3-Years Prior WAR metric also reveals an expected but important truth about the model: it does NOT perform well at the upper-extremes. In the chart below, the orange marks are actual contract values from the past, and blue values are what the model would’ve predicted. As you can see, the actual values start exceeding the predicted values by significant amounts for most players above 10
3-Years Prior WAR. For contracts like the 2019 paydays, the model would’ve performed poorly.

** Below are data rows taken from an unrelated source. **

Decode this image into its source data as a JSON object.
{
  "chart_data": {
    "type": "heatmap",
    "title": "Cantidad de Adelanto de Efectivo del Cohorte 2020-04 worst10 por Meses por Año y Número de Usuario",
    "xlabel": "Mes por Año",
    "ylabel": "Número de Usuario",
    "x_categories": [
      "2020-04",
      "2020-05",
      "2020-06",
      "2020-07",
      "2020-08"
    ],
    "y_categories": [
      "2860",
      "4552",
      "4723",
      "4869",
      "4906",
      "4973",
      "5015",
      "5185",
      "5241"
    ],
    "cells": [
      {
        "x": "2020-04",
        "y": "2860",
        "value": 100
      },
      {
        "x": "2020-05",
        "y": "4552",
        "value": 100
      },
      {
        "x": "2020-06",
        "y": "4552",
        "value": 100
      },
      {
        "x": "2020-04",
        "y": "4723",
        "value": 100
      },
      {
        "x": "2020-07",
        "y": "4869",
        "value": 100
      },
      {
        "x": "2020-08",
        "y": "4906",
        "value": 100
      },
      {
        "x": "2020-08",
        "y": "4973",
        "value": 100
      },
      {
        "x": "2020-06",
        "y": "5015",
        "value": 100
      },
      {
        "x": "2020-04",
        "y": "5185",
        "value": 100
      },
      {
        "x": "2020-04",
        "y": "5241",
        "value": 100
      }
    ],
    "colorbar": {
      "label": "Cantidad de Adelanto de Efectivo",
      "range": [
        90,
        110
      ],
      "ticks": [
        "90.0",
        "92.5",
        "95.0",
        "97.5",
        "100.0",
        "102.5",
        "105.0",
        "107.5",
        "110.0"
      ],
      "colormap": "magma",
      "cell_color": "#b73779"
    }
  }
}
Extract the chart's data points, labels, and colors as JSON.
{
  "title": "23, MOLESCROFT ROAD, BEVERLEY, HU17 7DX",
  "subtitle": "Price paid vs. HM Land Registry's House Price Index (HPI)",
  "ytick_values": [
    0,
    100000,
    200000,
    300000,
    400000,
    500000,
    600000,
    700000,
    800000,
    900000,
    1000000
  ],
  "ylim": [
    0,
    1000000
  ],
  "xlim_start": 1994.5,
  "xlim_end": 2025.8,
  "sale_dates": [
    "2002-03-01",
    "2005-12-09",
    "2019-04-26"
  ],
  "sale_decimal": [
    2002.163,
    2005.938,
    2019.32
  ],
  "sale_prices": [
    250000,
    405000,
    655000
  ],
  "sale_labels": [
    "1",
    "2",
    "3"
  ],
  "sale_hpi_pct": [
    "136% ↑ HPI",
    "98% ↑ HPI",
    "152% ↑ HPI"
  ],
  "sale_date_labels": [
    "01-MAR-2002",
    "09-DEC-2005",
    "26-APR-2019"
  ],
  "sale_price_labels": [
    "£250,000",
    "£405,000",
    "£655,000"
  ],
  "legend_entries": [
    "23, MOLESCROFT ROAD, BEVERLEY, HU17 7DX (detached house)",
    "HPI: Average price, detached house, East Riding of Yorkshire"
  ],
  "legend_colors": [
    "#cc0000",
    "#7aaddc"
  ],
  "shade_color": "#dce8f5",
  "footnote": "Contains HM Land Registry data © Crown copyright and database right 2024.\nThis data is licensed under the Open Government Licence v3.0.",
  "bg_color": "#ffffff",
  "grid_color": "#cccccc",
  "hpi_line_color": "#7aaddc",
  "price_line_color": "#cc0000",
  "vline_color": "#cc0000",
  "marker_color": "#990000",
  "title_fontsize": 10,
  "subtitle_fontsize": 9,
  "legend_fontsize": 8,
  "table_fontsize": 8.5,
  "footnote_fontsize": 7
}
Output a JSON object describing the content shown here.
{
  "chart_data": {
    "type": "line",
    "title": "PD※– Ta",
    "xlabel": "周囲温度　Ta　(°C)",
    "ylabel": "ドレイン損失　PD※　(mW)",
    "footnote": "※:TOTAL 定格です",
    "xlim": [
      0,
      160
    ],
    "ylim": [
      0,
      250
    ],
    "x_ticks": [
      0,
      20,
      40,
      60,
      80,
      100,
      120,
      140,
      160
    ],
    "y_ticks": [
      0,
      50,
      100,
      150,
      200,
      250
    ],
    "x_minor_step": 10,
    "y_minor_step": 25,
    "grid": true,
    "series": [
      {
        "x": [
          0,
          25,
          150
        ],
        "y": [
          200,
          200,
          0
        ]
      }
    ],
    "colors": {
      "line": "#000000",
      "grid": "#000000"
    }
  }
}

This could mean that Bryce Harper and Manny Machado got over-paid significantly due to an irrational market, or it could mean there is something else going on with these players that the model doesn’t account for, such as marketing and revenue benefits from adding these marquee players that justify the additional cost.
Lastly, if a player rejected a
qualifying offer, the model attributes significantly more value to the player. This is intuitive and obvious to a person, but is very important context to the AI.
These variables are combined with many more to drive the AI models, with the best models I eventually relied upon being those that made the most sense of the 80+ variables available to them to predict contracts.